TANDA-TANDA KECIL KIAMAT (13)
Oleh
Dr. Yusuf bin Abdillah bin Yusuf al-Wabil
ttp://almanhaj.or.id/content/3184/slash/0

13. HILANGNYA ILMU DAN MENYEBARNYA KEBODOHAN
Diantara tanda-tanda Kiamat adalah hilangnya ilmu dan menyebarnya kebodohan. 
Dijelaskan dalam ash-Shahiihain dari Anas bin Malik Radhiyallahu anhu, beliau 
berkata, “Rasulullah Shallallahu 'alaihi wa sallam bersabda:

مِنْ أَشْرَاطِ السَّاعَةِ أَنْ يُرْفَعَ الْعِلْمُ وَيَثْبُتَ الْجَهْلُ.

‘Di antara tanda-tanda Kiamat adalah hilangnya ilmu dan tersebarnya 
kebodohan.’” [1]

Al-Bukhari meriwayatkan dari Syaqiq, beliau berkata, “ِAku pernah bersama 
‘Abdullah dan Abu Musa, keduanya berkata, ‘Nabi Shallallahu 'alaihi wa sallam 
bersabda:

إِنَّ بَيْنَ يَدَيِ السَّاعَةِ لأَيَّامًا يَنْزِلُ فِيهَا الْجَهْلُ وَيُرْفَعُ 
فِيهَا الْعِلْمُ.

‘Sesungguhnya menjelang datangnya hari Kiamat akan ada beberapa hari di mana 
kebodohan turun dan ilmu dihilangkan.’” [2]

Dalam riwayat Muslim dari Abu Hurairah Radhiyallahu anhu, dia berkata, 
“Rasulullah Shallallahu 'alaihi wa sallam bersabda:

يَتَقَارَبُ الزَّمَانُ وَيُقْبَضُ الْعِلْمُ وَتَظْهَرُ الْفِتَنُ وَيُلْقَى 
الشُّحُّ وَيَكْثُرُ الْهَرْجُ.

‘Zaman saling berdekatan, ilmu dihilangkan, berbagai fitnah bermunculan, 
kebakhilan dilemparkan (ke dalam hati), dan pembunuhan semakin banyak.’”[3]

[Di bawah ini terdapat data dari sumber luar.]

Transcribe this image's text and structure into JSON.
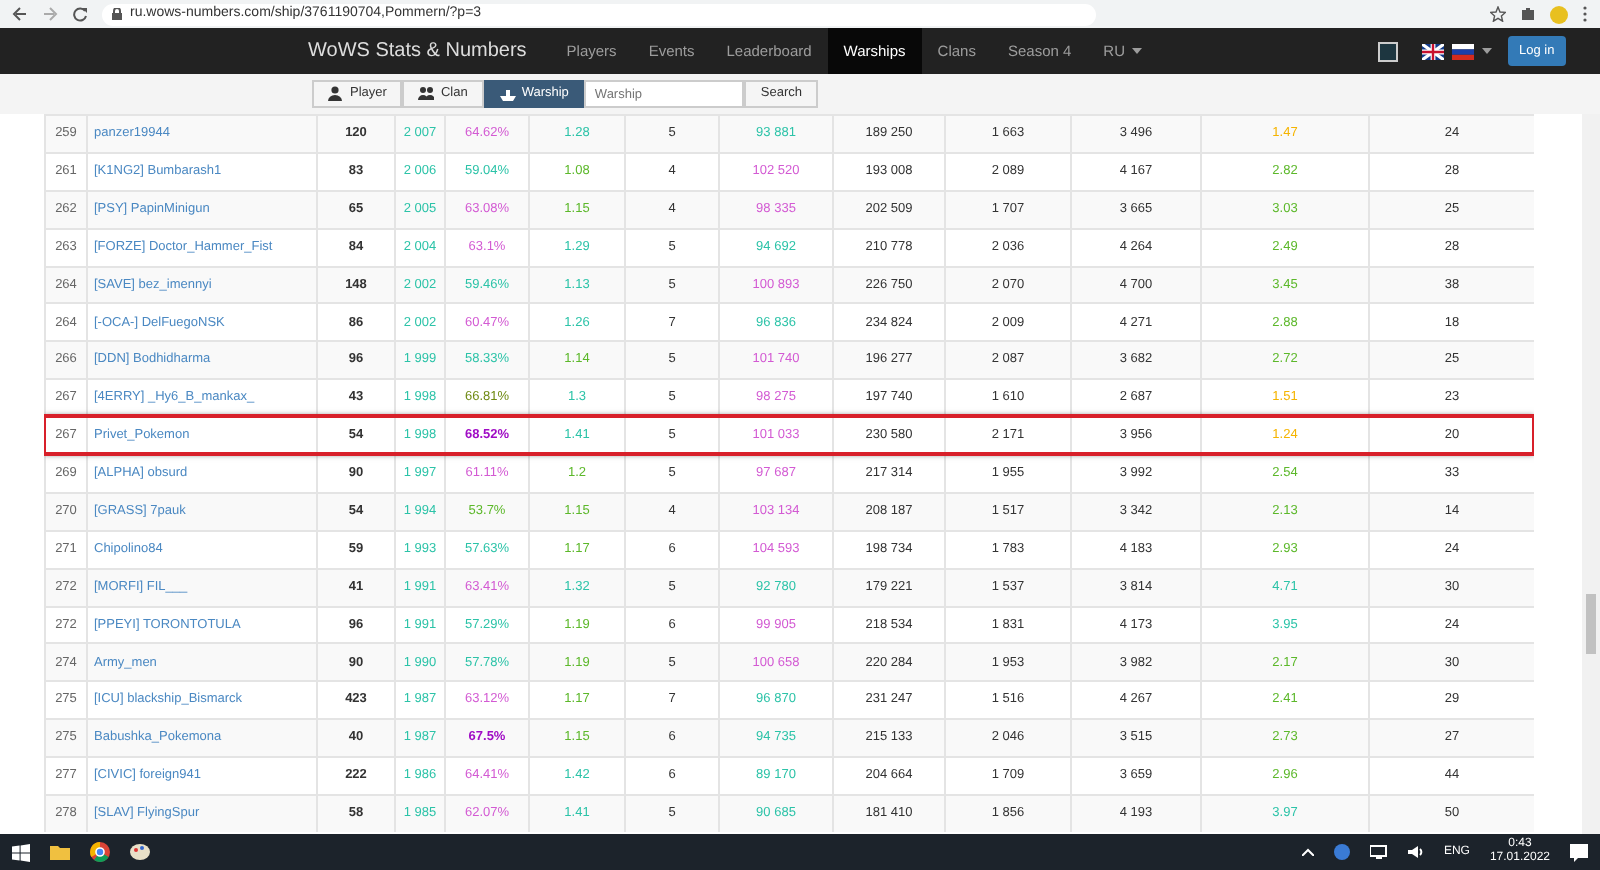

Ibnu Baththal berkata, “Semua yang terkandung dalam hadits ini termasuk 
tanda-tanda Kiamat yang telah kita saksikan secara jelas, ilmu telah berkurang, 
kebodohan nampak, kebakhilan dilemparkan ke dalam hati, fitnah tersebar dan 
banyak pembunuhan.” [4]

Al-Hafizh Ibnu Hajar rahimahullah mengomentari ungkapan itu dengan 
perkataannya, “Yang jelas, sesungguhnya yang beliau saksikan adalah banyak 
disertai adanya (tanda Kiamat) yang akan datang menyusulnya. Sementara yang 
dimaksud dalam hadits adalah kokohnya keadaan itu hingga tidak tersisa lagi 
keadaan yang sebaliknya kecuali sangat jarang, dan itulah isyarat dari ungkapan 
“dicabut ilmu”, maka tidak ada yang tersisa kecuali benar-benar kebodohan yang 
murni. Akan tetapi hal itu tidak menutup kemungkinan adanya para ulama, karena 
mereka saat itu adalah orang yang tidak dikenal di tengah-tengah mereka.” [5]

Dicabutnya ilmu terjadi dengan diwafatkannya para ulama. Dijelaskan dalam 
hadits dari ‘Abdullah bin ‘Amr bin al-‘Ash Radhiyallahu anhuma, beliau berkata, 
“Aku mendengar Rasulullah Shallallahu 'alaihi wa sallam bersabda:

إِنَّ اللهَ لاَ يَقْبِضُ الْعِلْمَ انْتِزَاعًا يَنْتَزِعُهُ مِنَ الْعِبَادِ، 
وَلَكِنْ يَقْبِضُ الْعِلْمَ بِقَبْضِ الْعُلَمَاءِ حَتَّـى إِذَا لَمْ يَبْقَ 
عَالِمًا اتَّخَذَ النَّاسُ رُءُوسًا جُهَّالاً فَسُئِلُوا، فَأَفْتَوْا بِغَيْرِ 
عِلْمٍ فَضَلُّوا وَأَضَلُّوا.

‘Sesungguhnya Allah tidak mencabut ilmu sekaligus dari para hamba, akan tetapi 
Allah mencabut ilmu dengan mewafatkan para ulama, sehingga ketika tidak tersisa 
lagi seorang alim, maka manusia akan menjadikan orang-orang bodoh sebagai 
pemimpin, lalu mereka ditanya, kemudian mereka akan memberikan fatwa tanpa 
ilmu, maka mereka sesat lagi menyesatkan orang lain.’” [6]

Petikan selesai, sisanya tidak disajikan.